I am new to multiprocessing, so this might be a stupid question.
I am using Ubuntu 20.04.6 LTS (64-bit) with a 12th Gen Intel(R) Core(TM) i7-12700K processor and 16GB of RAM under Python 3.9.19. When I run the following code, the htop
command shows that all 10 cores are being utilized as expected:
import time
def fun(ele):
ele ** 1000
if __name__ == '__main__':
import multiprocessing
input_list = [1000] * 10000000
start_time = time.time()
pool = multiprocessing.Pool(10)
result = pool.map(func=fun, iterable=input_list)
pool.close()
pool.join()
end_time = time.time()
print(end_time - start_time)
However, when I import some additional libraries (like PIL
, numpy
, etc.), it seems that only 2 cores are working, even though 11 processes (1 main process and 10 child processes) are created. Here is the modified code:
import time
from PIL import Image
import numpy as np
import pickle
import os
import torch
def fun(ele):
ele ** 1000
if __name__ == '__main__':
import multiprocessing
input_list = [1000] * 1000000
start_time = time.time()
pool = multiprocessing.Pool(10)
result = pool.map(func=fun, iterable=input_list)
pool.close()
pool.join()
end_time = time.time()
print(end_time - start_time)
Using the command ps aux | grep [p]ython | grep $name_of_program$ | wc -l
, I confirm that 11 processes are indeed created (1 main process and 10 child processes). However, it seems that these processes are not being distributed across all CPU cores.
After setting the start method to spawn
with multiprocessing.set_start_method('spawn')
, all the 10 cores work correctly again.
import time
from PIL import Image
import numpy as np
import time
import numpy as np
from PIL import Image
import pickle
import os
import torch
def fun(ele):
ele**1000
if __name__ == '__main__':
import multiprocessing
multiprocessing.set_start_method('spawn')

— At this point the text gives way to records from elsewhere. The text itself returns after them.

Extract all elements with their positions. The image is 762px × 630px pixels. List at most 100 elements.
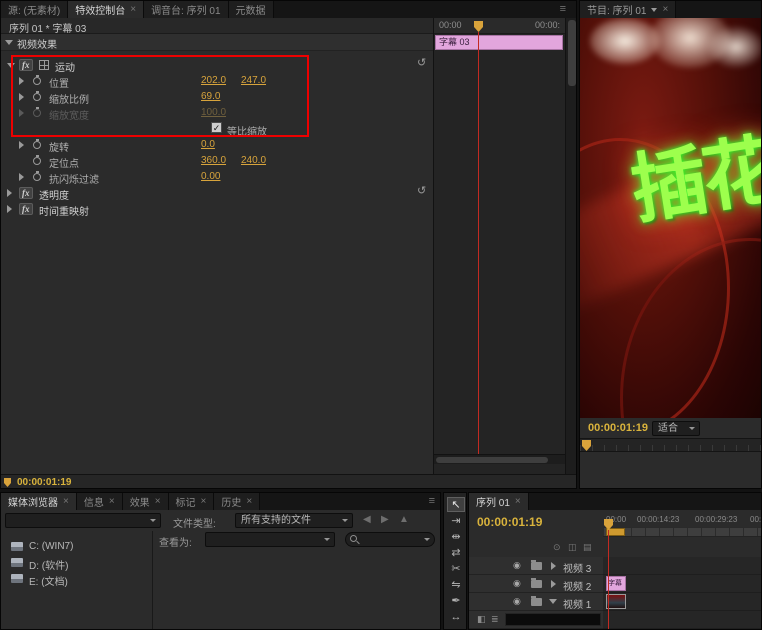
tab-media-browser[interactable]: 媒体浏览器 ×	[1, 493, 77, 510]
chevron-right-icon[interactable]	[19, 77, 24, 85]
tab-program-monitor[interactable]: 节目: 序列 01 ×	[580, 1, 676, 18]
scrollbar-thumb[interactable]	[568, 20, 576, 86]
razor-tool[interactable]: ✂	[447, 562, 465, 577]
tab-info[interactable]: 信息 ×	[77, 493, 123, 510]
effect-controls-timecode[interactable]: 00:00:01:19	[17, 477, 71, 488]
tab-effects[interactable]: 效果 ×	[123, 493, 169, 510]
reset-icon[interactable]: ↺	[417, 57, 426, 69]
param-value-y[interactable]: 240.0	[241, 155, 266, 166]
playhead-marker[interactable]	[474, 21, 483, 32]
forward-icon[interactable]: ▶	[381, 514, 389, 525]
close-icon[interactable]: ×	[109, 496, 115, 507]
close-icon[interactable]: ×	[130, 4, 136, 15]
chevron-right-icon[interactable]	[551, 580, 556, 588]
marker-icon[interactable]: ◫	[568, 542, 577, 553]
param-value-y[interactable]: 247.0	[241, 75, 266, 86]
panel-menu-icon[interactable]: ≡	[560, 3, 566, 15]
effect-row-motion[interactable]: fx 运动 ↺	[1, 57, 433, 73]
track-content-video1-expanded[interactable]	[603, 611, 761, 629]
back-icon[interactable]: ◀	[363, 514, 371, 525]
clip-thumbnail[interactable]	[606, 594, 626, 609]
program-preview[interactable]: 插花	[580, 18, 761, 418]
track-content-video2[interactable]: 字幕	[603, 575, 761, 593]
eye-icon[interactable]: ◉	[513, 578, 521, 589]
close-icon[interactable]: ×	[63, 496, 69, 507]
timeline-ruler[interactable]	[603, 527, 761, 537]
tree-item-drive-d[interactable]: D: (软件)	[1, 555, 149, 571]
panel-menu-icon[interactable]: ≡	[429, 495, 435, 507]
rolling-edit-tool[interactable]: ⇄	[447, 546, 465, 561]
program-ruler[interactable]	[580, 438, 761, 452]
file-type-dropdown[interactable]: 所有支持的文件	[235, 513, 353, 528]
chevron-right-icon[interactable]	[7, 189, 12, 197]
slip-tool[interactable]: ⇋	[447, 578, 465, 593]
tab-history[interactable]: 历史 ×	[214, 493, 260, 510]
param-value[interactable]: 0.0	[201, 139, 215, 150]
horizontal-scrollbar[interactable]	[434, 454, 565, 464]
effect-row-time-remap[interactable]: fx 时间重映射	[1, 201, 433, 217]
tree-item-drive-e[interactable]: E: (文档)	[1, 571, 149, 587]
program-timecode[interactable]: 00:00:01:19	[588, 422, 648, 434]
uniform-scale-checkbox[interactable]: ✓	[211, 122, 222, 133]
reset-icon[interactable]: ↺	[417, 185, 426, 197]
chevron-right-icon[interactable]	[7, 205, 12, 213]
tab-markers[interactable]: 标记 ×	[169, 493, 215, 510]
mini-timeline-clip[interactable]: 字幕 03	[435, 35, 563, 50]
clip-title[interactable]: 字幕	[606, 576, 626, 591]
tree-item-drive-c[interactable]: C: (WIN7)	[1, 539, 149, 555]
scrollbar-thumb[interactable]	[436, 457, 548, 463]
close-icon[interactable]: ×	[201, 496, 207, 507]
folder-icon[interactable]	[531, 580, 542, 588]
chevron-right-icon[interactable]	[19, 173, 24, 181]
keyframe-display-icon[interactable]: ≣	[491, 614, 499, 625]
track-content-video3[interactable]	[603, 557, 761, 575]
search-input[interactable]	[345, 532, 435, 547]
chevron-down-icon[interactable]	[7, 63, 15, 68]
tab-metadata[interactable]: 元数据	[229, 1, 274, 18]
stopwatch-icon[interactable]	[33, 141, 41, 149]
track-header-video2[interactable]: ◉ 视频 2	[469, 575, 603, 593]
selection-tool[interactable]: ↖	[447, 497, 465, 512]
param-value-x[interactable]: 360.0	[201, 155, 226, 166]
zoom-level-dropdown[interactable]: 适合	[652, 421, 700, 436]
chevron-down-icon[interactable]	[549, 599, 557, 604]
stopwatch-icon[interactable]	[33, 157, 41, 165]
folder-icon[interactable]	[531, 598, 542, 606]
track-content-video1[interactable]	[603, 593, 761, 611]
pen-tool[interactable]: ✒	[447, 594, 465, 609]
chevron-down-icon[interactable]	[5, 40, 13, 45]
timeline-timecode[interactable]: 00:00:01:19	[477, 515, 542, 529]
hand-tool[interactable]: ↔	[447, 610, 465, 625]
param-value[interactable]: 69.0	[201, 91, 220, 102]
ripple-edit-tool[interactable]: ⇹	[447, 530, 465, 545]
snap-icon[interactable]: ⊙	[553, 542, 561, 553]
tab-sequence-01[interactable]: 序列 01 ×	[469, 493, 529, 510]
video-effects-header[interactable]: 视频效果	[1, 34, 433, 51]
param-value[interactable]: 0.00	[201, 171, 220, 182]
close-icon[interactable]: ×	[515, 496, 521, 507]
display-style-icon[interactable]: ▤	[583, 542, 592, 553]
mini-timeline-ruler[interactable]: 00:00 00:00:	[434, 18, 565, 34]
thumbnail-style-icon[interactable]: ◧	[477, 614, 486, 625]
chevron-right-icon[interactable]	[19, 141, 24, 149]
effect-row-opacity[interactable]: fx 透明度 ↺	[1, 185, 433, 201]
stopwatch-icon[interactable]	[33, 77, 41, 85]
close-icon[interactable]: ×	[662, 4, 668, 15]
chevron-right-icon[interactable]	[551, 562, 556, 570]
chevron-right-icon[interactable]	[19, 93, 24, 101]
param-value-x[interactable]: 202.0	[201, 75, 226, 86]
eye-icon[interactable]: ◉	[513, 596, 521, 607]
track-header-video1[interactable]: ◉ 视频 1	[469, 593, 603, 611]
stopwatch-icon[interactable]	[33, 173, 41, 181]
panel-divider[interactable]	[152, 531, 153, 629]
close-icon[interactable]: ×	[246, 496, 252, 507]
track-header-video3[interactable]: ◉ 视频 3	[469, 557, 603, 575]
track-select-tool[interactable]: ⇥	[447, 514, 465, 529]
playhead-line[interactable]	[608, 530, 609, 629]
chevron-down-icon[interactable]	[651, 8, 657, 12]
tab-source-monitor[interactable]: 源: (无素材)	[1, 1, 68, 18]
tab-audio-mixer[interactable]: 调音台: 序列 01	[144, 1, 228, 18]
up-icon[interactable]: ▲	[399, 514, 409, 525]
stopwatch-icon[interactable]	[33, 93, 41, 101]
eye-icon[interactable]: ◉	[513, 560, 521, 571]
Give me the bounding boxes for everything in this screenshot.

input_list = [1000]*1000000
n = 250000
start_time = time.time()
pool = multiprocessing.Pool(10)
result = pool.map(func=fun, iterable=input_list)
pool.close()
pool.join()
end_time = time.time()
print(end_time-start_time)
- Why are only 2 cores being utilized in the second case?
- Could this issue be related to memory limitations caused by the additional libraries I imported?
- What steps can I take to ensure that the processes are evenly distributed across the CPU cores in such cases (with fork method)?